Studies that have formally estimated cancer risks in PJS have not computed separate estimates according to LKB1/STK11 status. Olschwang recently reported a high frequency of proximal bile duct adenocarcinomas in PJS who did not carry LKB1/STK11 mutations. Similarly, Boardman reported a high frequency of cancer in this group of patients, although no cases of bile duct cancers were observed. In our study, we had few familial cases not caused by LKB1/STK11 mutations to enable us to compute a separate estimate of risk for noncarriers.
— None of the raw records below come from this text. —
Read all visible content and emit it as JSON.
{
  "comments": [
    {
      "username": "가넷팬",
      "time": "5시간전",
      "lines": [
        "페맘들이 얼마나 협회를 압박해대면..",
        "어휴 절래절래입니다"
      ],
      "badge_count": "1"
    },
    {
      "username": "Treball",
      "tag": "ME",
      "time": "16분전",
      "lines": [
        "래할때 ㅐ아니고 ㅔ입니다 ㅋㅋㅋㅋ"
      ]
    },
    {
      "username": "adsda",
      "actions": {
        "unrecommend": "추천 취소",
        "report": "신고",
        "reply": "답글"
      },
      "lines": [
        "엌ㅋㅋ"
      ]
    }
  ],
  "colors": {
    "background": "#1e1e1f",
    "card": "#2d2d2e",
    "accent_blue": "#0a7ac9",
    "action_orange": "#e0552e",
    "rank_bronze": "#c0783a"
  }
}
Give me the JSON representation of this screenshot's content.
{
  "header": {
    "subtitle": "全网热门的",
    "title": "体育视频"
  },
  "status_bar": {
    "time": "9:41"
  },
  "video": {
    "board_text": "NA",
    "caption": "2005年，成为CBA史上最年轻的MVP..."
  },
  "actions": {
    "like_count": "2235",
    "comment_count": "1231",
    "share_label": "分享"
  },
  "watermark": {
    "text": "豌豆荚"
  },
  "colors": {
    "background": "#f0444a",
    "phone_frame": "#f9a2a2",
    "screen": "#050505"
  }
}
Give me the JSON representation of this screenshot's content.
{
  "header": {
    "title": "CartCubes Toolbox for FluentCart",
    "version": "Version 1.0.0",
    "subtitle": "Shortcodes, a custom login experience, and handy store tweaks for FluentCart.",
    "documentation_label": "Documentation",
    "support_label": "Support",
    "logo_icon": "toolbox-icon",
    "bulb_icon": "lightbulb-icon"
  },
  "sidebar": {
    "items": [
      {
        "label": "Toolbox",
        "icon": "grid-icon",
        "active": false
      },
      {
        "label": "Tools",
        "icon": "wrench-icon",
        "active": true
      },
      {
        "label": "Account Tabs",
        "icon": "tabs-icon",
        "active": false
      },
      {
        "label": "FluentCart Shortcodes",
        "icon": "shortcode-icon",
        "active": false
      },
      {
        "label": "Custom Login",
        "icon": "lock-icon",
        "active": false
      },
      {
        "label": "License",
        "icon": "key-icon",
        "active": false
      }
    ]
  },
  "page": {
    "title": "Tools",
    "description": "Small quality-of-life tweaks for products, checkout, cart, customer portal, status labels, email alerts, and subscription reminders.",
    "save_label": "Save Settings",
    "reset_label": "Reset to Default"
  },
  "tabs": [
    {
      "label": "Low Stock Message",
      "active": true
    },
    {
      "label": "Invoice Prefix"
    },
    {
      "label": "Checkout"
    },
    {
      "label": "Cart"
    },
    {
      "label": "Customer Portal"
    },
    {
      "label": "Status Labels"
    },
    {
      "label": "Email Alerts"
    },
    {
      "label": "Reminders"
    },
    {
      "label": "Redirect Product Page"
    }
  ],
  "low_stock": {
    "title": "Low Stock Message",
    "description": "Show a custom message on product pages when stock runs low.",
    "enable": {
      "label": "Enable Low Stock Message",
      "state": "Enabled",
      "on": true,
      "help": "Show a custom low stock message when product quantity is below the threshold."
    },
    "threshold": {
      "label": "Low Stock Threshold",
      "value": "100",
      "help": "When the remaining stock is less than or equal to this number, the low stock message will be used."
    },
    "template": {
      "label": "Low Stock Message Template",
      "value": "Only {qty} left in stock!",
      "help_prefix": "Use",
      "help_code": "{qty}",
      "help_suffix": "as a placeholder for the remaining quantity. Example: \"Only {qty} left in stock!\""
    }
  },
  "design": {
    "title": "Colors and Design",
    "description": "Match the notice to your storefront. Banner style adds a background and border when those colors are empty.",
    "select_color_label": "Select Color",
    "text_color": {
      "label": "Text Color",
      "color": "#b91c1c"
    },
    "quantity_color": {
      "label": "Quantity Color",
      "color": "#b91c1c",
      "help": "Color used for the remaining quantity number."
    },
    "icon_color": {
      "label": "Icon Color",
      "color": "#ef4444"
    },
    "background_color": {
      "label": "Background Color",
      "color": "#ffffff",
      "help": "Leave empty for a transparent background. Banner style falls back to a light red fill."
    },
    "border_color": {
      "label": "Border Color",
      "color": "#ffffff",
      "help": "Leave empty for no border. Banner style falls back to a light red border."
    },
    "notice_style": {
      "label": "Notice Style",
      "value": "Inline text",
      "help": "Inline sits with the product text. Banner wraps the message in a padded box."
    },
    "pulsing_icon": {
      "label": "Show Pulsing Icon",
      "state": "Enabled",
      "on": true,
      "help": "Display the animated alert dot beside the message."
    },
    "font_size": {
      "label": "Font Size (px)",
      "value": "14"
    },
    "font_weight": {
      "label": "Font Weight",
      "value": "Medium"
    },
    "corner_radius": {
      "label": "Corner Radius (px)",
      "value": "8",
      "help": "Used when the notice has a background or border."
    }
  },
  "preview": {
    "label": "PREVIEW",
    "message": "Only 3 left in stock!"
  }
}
In conclusion, our results confirm that there is significant genetic heterogeneity in PJS. Future studies characterising the mutational status and disease manifestation in large numbers of PJS patients will allow better genotype–phenotype correlation to be made, which should assist clinicians in formulating cancer surveillance and individual predictive genetic testing.